At the end of Boston's Long Wharf is a glass and metal slab that tells a story of the city's role in the trans-Atlantic slave trade. The monument stands to remind those walking along the waterfront that Boston was a hub for ships carrying African people who were sold into slavery.
The marker could be seen as a symbol of how the city is grappling with its past. But when it comes to slavery, and the centuries of systemic racism that followed, folks like NAACP Boston president Tanisha Sullivan want more than symbols for Black people — they want reparations.
“This is a conversation that is a long time coming, and action that is a long time in coming,” she said.
Some cities and towns across the country have begun initiatives to address reparations for Black residents who have been impacted by systemic racism, and Boston could soon join them.
At-large City Councilor Julia Mejia is leading an effort in City Hall to establish a commission that would examine the negative effects of slavery and racial discrimination on Boston’s Black residents and how the city can repair the damage.
“Even though slavery happened years ago, this is so much more than just slavery,” said Mejia. “It's really about [addressing] the harm that has been caused and how we continue to pass on generational poverty year after year to Black Bostonians.”

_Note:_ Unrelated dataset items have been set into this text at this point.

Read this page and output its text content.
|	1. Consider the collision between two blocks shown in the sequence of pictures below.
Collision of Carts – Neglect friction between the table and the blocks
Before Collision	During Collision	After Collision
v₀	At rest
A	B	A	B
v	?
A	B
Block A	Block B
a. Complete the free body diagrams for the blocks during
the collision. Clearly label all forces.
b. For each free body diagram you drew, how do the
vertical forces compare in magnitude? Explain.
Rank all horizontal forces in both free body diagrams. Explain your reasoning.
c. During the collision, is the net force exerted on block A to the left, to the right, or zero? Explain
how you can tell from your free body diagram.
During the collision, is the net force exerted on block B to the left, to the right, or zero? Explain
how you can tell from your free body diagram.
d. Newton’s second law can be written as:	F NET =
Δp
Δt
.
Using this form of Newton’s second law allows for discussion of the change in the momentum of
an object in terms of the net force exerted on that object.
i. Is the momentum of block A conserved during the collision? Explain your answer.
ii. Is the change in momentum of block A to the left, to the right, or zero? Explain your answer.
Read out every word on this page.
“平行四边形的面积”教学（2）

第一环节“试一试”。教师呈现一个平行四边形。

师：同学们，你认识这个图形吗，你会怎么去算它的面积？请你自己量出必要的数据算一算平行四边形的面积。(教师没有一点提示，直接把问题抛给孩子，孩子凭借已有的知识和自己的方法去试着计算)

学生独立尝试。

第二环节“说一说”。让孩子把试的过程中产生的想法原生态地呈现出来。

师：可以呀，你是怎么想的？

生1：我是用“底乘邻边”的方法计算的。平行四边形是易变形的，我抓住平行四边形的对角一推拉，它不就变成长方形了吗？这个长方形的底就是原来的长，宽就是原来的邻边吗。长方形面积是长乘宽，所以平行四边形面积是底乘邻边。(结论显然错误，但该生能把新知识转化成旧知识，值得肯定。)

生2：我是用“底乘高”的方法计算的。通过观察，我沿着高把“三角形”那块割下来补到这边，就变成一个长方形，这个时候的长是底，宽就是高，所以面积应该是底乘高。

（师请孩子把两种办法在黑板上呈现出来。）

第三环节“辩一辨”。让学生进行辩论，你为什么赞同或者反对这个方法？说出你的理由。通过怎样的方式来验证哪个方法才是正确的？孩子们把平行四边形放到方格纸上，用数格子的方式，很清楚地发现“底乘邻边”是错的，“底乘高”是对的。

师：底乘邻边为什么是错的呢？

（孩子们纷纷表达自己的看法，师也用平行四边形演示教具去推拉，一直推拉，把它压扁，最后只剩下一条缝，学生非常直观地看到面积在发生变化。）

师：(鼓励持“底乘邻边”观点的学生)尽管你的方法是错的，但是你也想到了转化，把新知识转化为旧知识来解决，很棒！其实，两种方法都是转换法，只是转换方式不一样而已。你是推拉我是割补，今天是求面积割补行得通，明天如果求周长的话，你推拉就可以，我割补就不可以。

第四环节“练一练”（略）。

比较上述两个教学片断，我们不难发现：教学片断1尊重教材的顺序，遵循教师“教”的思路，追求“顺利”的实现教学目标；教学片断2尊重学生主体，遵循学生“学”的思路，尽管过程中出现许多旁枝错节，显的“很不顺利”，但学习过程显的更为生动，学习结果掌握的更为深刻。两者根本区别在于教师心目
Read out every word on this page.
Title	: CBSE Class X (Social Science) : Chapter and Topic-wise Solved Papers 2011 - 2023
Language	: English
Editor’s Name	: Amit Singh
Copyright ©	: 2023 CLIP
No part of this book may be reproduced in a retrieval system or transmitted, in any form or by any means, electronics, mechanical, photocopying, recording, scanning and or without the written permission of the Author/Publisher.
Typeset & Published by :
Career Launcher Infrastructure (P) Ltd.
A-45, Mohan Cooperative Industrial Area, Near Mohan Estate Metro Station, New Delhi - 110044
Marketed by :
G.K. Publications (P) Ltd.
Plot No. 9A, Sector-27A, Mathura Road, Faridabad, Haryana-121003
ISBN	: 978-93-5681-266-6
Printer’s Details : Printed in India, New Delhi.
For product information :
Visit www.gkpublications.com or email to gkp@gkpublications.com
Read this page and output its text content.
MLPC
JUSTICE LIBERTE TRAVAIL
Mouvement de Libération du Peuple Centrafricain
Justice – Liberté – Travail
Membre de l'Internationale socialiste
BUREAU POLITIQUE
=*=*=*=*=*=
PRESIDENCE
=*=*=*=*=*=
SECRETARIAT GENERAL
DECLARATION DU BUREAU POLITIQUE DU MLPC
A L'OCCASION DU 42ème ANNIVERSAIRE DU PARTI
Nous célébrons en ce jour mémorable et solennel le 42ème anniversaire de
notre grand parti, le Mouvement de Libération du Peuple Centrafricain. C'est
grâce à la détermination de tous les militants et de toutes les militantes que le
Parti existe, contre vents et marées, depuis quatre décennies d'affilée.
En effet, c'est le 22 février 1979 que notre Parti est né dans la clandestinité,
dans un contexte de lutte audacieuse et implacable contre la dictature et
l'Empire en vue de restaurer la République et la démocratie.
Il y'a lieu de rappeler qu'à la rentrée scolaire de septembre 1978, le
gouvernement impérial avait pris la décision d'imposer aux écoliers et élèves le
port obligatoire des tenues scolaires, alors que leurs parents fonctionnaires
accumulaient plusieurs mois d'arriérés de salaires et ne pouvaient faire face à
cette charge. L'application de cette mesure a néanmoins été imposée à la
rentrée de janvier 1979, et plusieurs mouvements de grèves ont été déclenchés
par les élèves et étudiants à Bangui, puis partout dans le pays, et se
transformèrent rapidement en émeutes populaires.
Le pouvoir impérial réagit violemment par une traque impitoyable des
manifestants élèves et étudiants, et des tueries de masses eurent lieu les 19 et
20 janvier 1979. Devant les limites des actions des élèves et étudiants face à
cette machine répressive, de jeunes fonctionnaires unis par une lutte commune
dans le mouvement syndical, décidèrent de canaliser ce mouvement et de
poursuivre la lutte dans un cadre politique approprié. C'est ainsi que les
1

Mejia recently hosted a hearing where supporters of reparations called for the commission. She said her goal is to pass a bill to establish the group next year.
“We have to allow government a little bit of grace,” she said. “Because things sometimes move like molasses, but my hope is to act with a sense of urgency. That is what the people have called for and that’s what our office committed to do.”
The U.S. House of Representatives is considering legislation that would establish a federal reparations commission to study the impact of slavery and its legacy on Black Americans and offer ways to remedy the damage. The idea was first introduced more than 30 years ago. Congress has never approved it, and it's likely to fail again this session.
But that hasn’t stopped local officials from places like nearby Cambridge and Amherst; and further afield San Francisco and Asheville, North Carolina, from pursuing reparations initiatives of their own.
“This is a federal issue and nationally we need to wrestle with and reckon with the issue of our history,” said Sullivan, who is working with Mejia to get the commission established. “But there's also work that can be done at the local level. We don't have to wait for the federal government to take action.”
Boston’s role in slavery can be traced back to 1638. Slave ships sailed from the city even after Massachusetts outlawed slavery in 1783. And though slavery ended in the state, Black Bostonians were denied the same rights and privileges that allowed their white counterparts to prosper. That discrimination still has tangible consequences today as the city’s Black communities lag behind in areas like wealth, education and health.
Yvette Modestin, of the National African American Reparations Commission, also known as NAARC, is working with Mejia on the reparations effort. She says slavery may be over for Black people but their freedom is still in question.
“We don't have the chains around our ankles and our hands anymore,” said Modestin. “But there is a chain still there.”
People often associate reparations with the idea of cash payments to Black people from the government. That’s one way to do it, but some municipalities are taking different approaches.
Cambridge is exploring a reparations program that would provide money to Black-owned businesses. Officials in Amherst recently established a reparations fund and created a group to develop a plan for the money.
The city council in Evanston, Illinois voted back in March to use $400,000 of a $10 million reparations fund, also funded by revenue from cannabis sales, to provide housing grants to its Black residents. The program would give applicants up to $25,000 for the purchase of a home, renovations, or mortgage assistance.
Evanston is lauded as the first U.S. city to pay reparations to its Black residents. However, Evanston Alderwoman Cicely Fleming is not on board.
“Evanston is a place that likes to be the first at things,” said Fleming, who cast the only dissenting vote against the program. “It also likes to kind of meet the standard of being very diverse… This definitely fit into that narrative.”
Fleming said Evanston basically launched a housing program that is only available to a select few residents disguised as a reparations program. Also, she said, the program doesn’t give Black residents the freedom to decide how to use the funds.
The alderwoman said Evanston’s reparations program should not be a model for other cities.
“I would say don't model it, but people have their own communities,” she said. “I don't know [what] their community needs. I don't know what the harms have been in their community by their local government, but I would say at least have something fleshed out to make sure you can meet the needs of all the residents, of which we do not have at this point.”
While the idea for reparations in Boston isn't new, Sullivan said now that a city council hearing has been officially documented, future proponents have something to build on.
“For the very first time,” said Sullivan, “we are building a structure around which a record can be established on this issue of reparations for the descendants of formerly enslaved Black folks.”
This segment aired on December 1, 2021.